Question

Prove that:
 $ {{\tan }^{2}}A-{{\sin }^{2}}A={{\sin }^{4}}A{{\sec }^{2}}A $

Answer 1

Hint: We know that $ {{\sin }^{2}}\theta +{{\cos }^{2}}\theta =1 $.
Convert the given expressions in terms of $ \sin A $ and $ \cos A $ by using the definition $ \tan \theta =\dfrac{sin\theta }{\cos \theta } $.
We can convert $ \sec A $ in terms of $ \cos A $ by using the definition $ \sec \theta =\dfrac{1}{\cos \theta } $.

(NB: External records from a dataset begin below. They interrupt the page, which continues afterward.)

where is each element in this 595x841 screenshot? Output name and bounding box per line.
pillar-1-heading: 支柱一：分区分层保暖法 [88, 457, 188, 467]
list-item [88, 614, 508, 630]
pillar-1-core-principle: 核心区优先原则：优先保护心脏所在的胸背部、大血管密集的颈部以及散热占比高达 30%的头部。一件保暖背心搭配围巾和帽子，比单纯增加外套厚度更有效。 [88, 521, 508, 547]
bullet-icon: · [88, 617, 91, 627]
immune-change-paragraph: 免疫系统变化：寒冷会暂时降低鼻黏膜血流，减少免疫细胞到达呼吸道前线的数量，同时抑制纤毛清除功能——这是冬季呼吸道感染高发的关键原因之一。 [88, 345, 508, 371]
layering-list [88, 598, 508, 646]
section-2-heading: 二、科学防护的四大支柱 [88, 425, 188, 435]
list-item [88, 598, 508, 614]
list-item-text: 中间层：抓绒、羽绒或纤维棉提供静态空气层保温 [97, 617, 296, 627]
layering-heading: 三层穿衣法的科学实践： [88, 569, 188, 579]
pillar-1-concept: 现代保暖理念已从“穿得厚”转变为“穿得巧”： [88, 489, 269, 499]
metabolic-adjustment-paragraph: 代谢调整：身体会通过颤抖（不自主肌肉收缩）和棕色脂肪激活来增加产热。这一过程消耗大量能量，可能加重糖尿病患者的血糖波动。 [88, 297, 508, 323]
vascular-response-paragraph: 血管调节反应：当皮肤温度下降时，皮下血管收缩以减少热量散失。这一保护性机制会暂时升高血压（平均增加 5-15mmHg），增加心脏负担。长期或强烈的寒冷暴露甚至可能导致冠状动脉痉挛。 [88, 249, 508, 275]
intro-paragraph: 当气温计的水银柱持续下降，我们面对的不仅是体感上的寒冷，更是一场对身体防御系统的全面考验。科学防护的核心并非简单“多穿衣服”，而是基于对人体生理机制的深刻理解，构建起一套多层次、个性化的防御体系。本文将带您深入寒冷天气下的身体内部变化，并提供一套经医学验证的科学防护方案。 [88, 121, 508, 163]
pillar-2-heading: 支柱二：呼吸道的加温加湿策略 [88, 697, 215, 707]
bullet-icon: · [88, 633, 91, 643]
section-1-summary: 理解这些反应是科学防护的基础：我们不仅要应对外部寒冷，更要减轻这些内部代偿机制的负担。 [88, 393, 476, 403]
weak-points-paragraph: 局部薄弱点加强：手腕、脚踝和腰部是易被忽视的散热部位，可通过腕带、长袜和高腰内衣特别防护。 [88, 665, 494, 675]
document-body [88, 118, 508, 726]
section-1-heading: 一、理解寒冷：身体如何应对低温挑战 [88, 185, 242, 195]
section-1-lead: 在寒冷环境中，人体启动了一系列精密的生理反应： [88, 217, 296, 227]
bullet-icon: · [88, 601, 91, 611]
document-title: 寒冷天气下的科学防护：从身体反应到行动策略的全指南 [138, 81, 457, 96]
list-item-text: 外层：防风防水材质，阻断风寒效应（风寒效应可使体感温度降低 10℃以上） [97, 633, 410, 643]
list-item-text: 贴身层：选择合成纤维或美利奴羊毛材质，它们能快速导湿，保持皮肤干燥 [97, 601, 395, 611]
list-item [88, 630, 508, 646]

Complete step by step answer:
Let us look at the LHS and RHS of the given identity one by one.
LHS = $ {{\tan }^{2}}A-{{\sin }^{2}}A $
Using the definition $ \tan \theta =\dfrac{sin\theta }{\cos \theta } $, we get:
= $ \dfrac{{{\sin }^{2}}A}{{{\cos }^{2}}A}-{{\sin }^{2}}A $
Taking out $ {{\sin }^{2}}A $ and $ \dfrac{1}{{{\cos }^{2}}A} $ as common factors, we get:
= $ \dfrac{{{\sin }^{2}}A}{{{\cos }^{2}}A}\left( 1-{{\cos }^{2}}A \right) $
Using $ {{\sin }^{2}}\theta +{{\cos }^{2}}\theta =1 $, we get:
= $ \dfrac{{{\sin }^{2}}A}{{{\cos }^{2}}A}\left( {{\sin }^{2}}A+{{\cos }^{2}}A-{{\cos }^{2}}A \right) $
= $ \dfrac{{{\sin }^{2}}A}{{{\cos }^{2}}A}\left( {{\sin }^{2}}A \right) $
= $ \dfrac{1}{{{\cos }^{2}}A}\times {{\sin }^{4}}A $
And,
RHS = $ {{\sin }^{4}}A{{\sec }^{2}}A $
Using the definition $ \sec \theta =\dfrac{1}{\cos \theta } $, we get:
= $ {{\sin }^{4}}A\times \dfrac{1}{{{\cos }^{2}}A} $

Since LHS = RHS, hence proved.

Note: In a right-angled triangle with length of the side opposite to angle θ as perpendicular (P), base (B) and hypotenuse (H):
 $ \sin \theta =\dfrac{P}{H},\cos \theta =\dfrac{B}{H},\tan \theta =\dfrac{P}{B} $
 $ {{P}^{2}}+{{B}^{2}}={{H}^{2}} $ (Pythagoras' Theorem)
The identities $ {{\sin }^{2}}\theta +{{\cos }^{2}}\theta =1 $, $ {{\tan }^{2}}\theta +1={{\sec }^{2}}\theta $ and $ 1+{{\cot }^{2}}\theta ={{\csc }^{2}}\theta $ are equivalent to each other and they are a direct result of the Pythagoras' theorem.